Indeed, college football is so all-consuming in America that it tops nearly everything else on a consistent basis. But television has caused missed classes -- both for players and students as the latter skips out on game days and often the day after -- and schedules that have no flow.

"It's a hassle. I think anybody would rather get in a groove and play every Saturday at 1:00 p.m.," Rodriguez said. "That way you establish a routine. But it's also exciting to be on national television. It gets great exposure. We will have to play Wednesday night games or Thursday games. That's the state of college football."
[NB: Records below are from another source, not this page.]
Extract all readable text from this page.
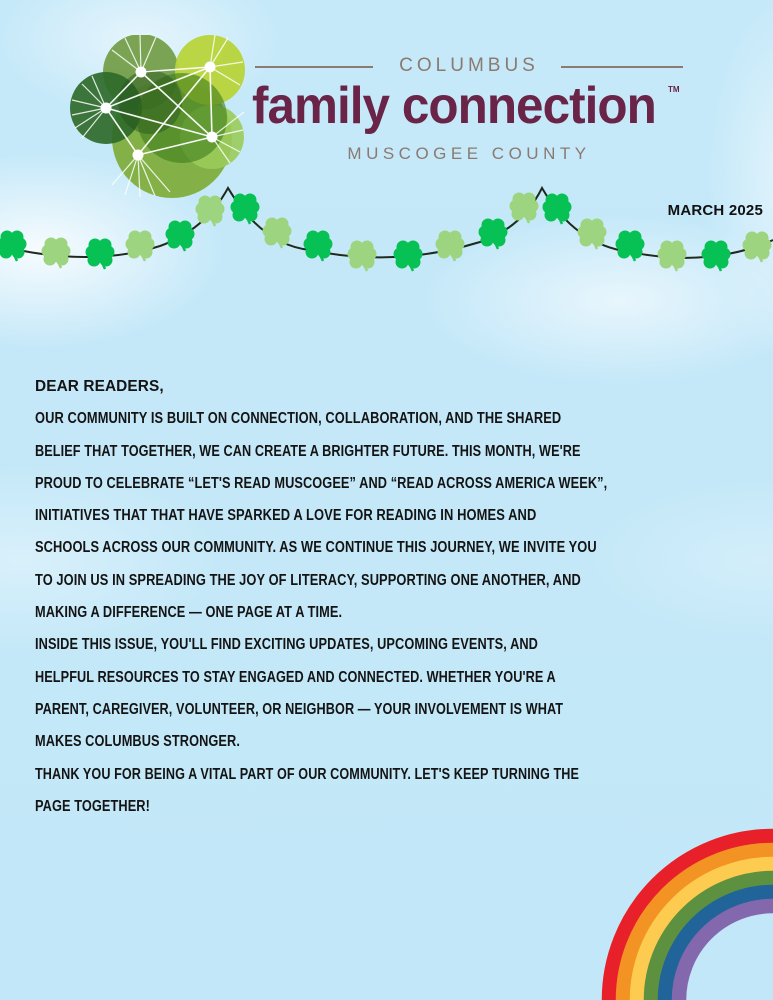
COLUMBUS
family connection TM
MUSCOGEE COUNTY
MARCH 2025
DEAR READERS,
OUR COMMUNITY IS BUILT ON CONNECTION, COLLABORATION, AND THE SHARED
BELIEF THAT TOGETHER, WE CAN CREATE A BRIGHTER FUTURE. THIS MONTH, WE'RE
PROUD TO CELEBRATE “LET'S READ MUSCOGEE” AND “READ ACROSS AMERICA WEEK”,
INITIATIVES THAT THAT HAVE SPARKED A LOVE FOR READING IN HOMES AND
SCHOOLS ACROSS OUR COMMUNITY. AS WE CONTINUE THIS JOURNEY, WE INVITE YOU
TO JOIN US IN SPREADING THE JOY OF LITERACY, SUPPORTING ONE ANOTHER, AND
MAKING A DIFFERENCE — ONE PAGE AT A TIME.
INSIDE THIS ISSUE, YOU'LL FIND EXCITING UPDATES, UPCOMING EVENTS, AND
HELPFUL RESOURCES TO STAY ENGAGED AND CONNECTED. WHETHER YOU'RE A
PARENT, CAREGIVER, VOLUNTEER, OR NEIGHBOR — YOUR INVOLVEMENT IS WHAT
MAKES COLUMBUS STRONGER.
THANK YOU FOR BEING A VITAL PART OF OUR COMMUNITY. LET'S KEEP TURNING THE
PAGE TOGETHER!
It's also the state of the Big East, clearly the weakest of the Bowl Championship Series conferences. But with the BCS adding two additional berths after the current contract expires, it will be difficult to argue the Big East champion does not deserve an automatic bid.

Thus, the conference could have put itself in the best possible position. It keeps the BCS, gets added revenue for television games, and showcases itself as the game of the night, not getting lost in the shuffle of 20-plus televised weekend games.

"When you renegotiate the Big East contract, we need exposure for the league," Rodriguez said. "Everybody is going to have to play those games. And when you have a chance to play on national TV, you have to take it."

Rodriguez said he does not want to play on Fridays because it conflicts with high school football. Many conferences and teams are stating the same thing, but would be hard-pressed to stray from the offered monies if networks decide to go with Friday collegiate football.

"This is the first time I have ever played on Sunday, so I'll tell you later how that goes," Rodriguez said. "You're usually not conflicting on a Wednesday, Thursday or Saturday. But Friday should be left to high schools. It's great exposure, though."

The Syracuse game marks WVU's first Sunday road game in program history.